Last year, Dr. Hwang gained global fame when he successfully extracted stem cells, the basic building blocks of the body, from cloned human embryos. The achievement was hailed as a first step in creating genetically tailored transplant organs, as well as treatments for cancer, diabetes, and many other diseases.

It is difficult to overstate Dr. Hwang's status in South Korea. The media and scientific community treat him like a rock star, the government backs him with millions of dollars in funding, and the flagship airline, Korean Air, has promised him free top-class flights for the next 10 years.

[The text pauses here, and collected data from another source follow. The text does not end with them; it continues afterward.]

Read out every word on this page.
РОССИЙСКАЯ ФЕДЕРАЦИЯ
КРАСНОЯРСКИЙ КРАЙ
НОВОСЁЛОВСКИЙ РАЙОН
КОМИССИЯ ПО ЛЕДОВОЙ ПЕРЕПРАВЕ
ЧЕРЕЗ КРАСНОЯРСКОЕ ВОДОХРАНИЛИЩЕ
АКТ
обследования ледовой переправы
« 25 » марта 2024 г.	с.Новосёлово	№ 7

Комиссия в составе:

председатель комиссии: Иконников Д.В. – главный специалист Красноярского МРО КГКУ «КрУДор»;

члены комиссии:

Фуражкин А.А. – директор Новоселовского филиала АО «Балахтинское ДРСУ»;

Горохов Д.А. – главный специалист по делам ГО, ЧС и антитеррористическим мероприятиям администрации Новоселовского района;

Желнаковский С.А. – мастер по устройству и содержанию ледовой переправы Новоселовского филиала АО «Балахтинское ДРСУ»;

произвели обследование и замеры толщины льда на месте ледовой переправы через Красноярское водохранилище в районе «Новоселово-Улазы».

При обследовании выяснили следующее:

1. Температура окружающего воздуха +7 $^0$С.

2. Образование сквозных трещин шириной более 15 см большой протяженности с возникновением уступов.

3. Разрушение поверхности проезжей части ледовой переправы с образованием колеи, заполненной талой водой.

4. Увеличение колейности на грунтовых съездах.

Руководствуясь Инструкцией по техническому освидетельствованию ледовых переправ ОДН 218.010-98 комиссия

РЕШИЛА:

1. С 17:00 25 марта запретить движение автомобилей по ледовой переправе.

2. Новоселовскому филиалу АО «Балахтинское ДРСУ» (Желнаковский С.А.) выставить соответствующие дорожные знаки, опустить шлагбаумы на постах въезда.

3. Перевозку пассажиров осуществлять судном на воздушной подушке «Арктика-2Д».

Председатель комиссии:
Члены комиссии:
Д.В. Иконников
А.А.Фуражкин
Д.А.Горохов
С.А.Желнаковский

But critics say nationalistic pride and Dr. Hwang's celebrity status tend to mask an ethical debate that the nation should be pursuing. The Catholic Church has condemned his research, saying an embryo is a living human being that should not be treated as expendable. President Bush, an ardent Christian, has limited the use of government funds for embryonic stem cell research in the United States.

However, Dr. Hwang, a Buddhist, draws a line between cloning embryos to extract therapeutic stem cells and doing so for human reproduction.

He says 1,095 fertilized eggs were implanted in 123 surrogate dogs in the effort to obtain Snuppy. Three became pregnant, two were born, and one of those died of pneumonia. Dr. Gerald Schatten, a close associate, says those high loss rates reinforce the team's opposition to cloning human beings.

"Because this again shows that reproductive cloning is unsafe and inefficient, we call for a worldwide ban on human reproductive cloning, which is also unethical," said Mr. Schatten.

Dr. Hwang hints that cloning a monkey may be his next move. However, he cautions that that step, along with possible human therapies, will not be seen for some time.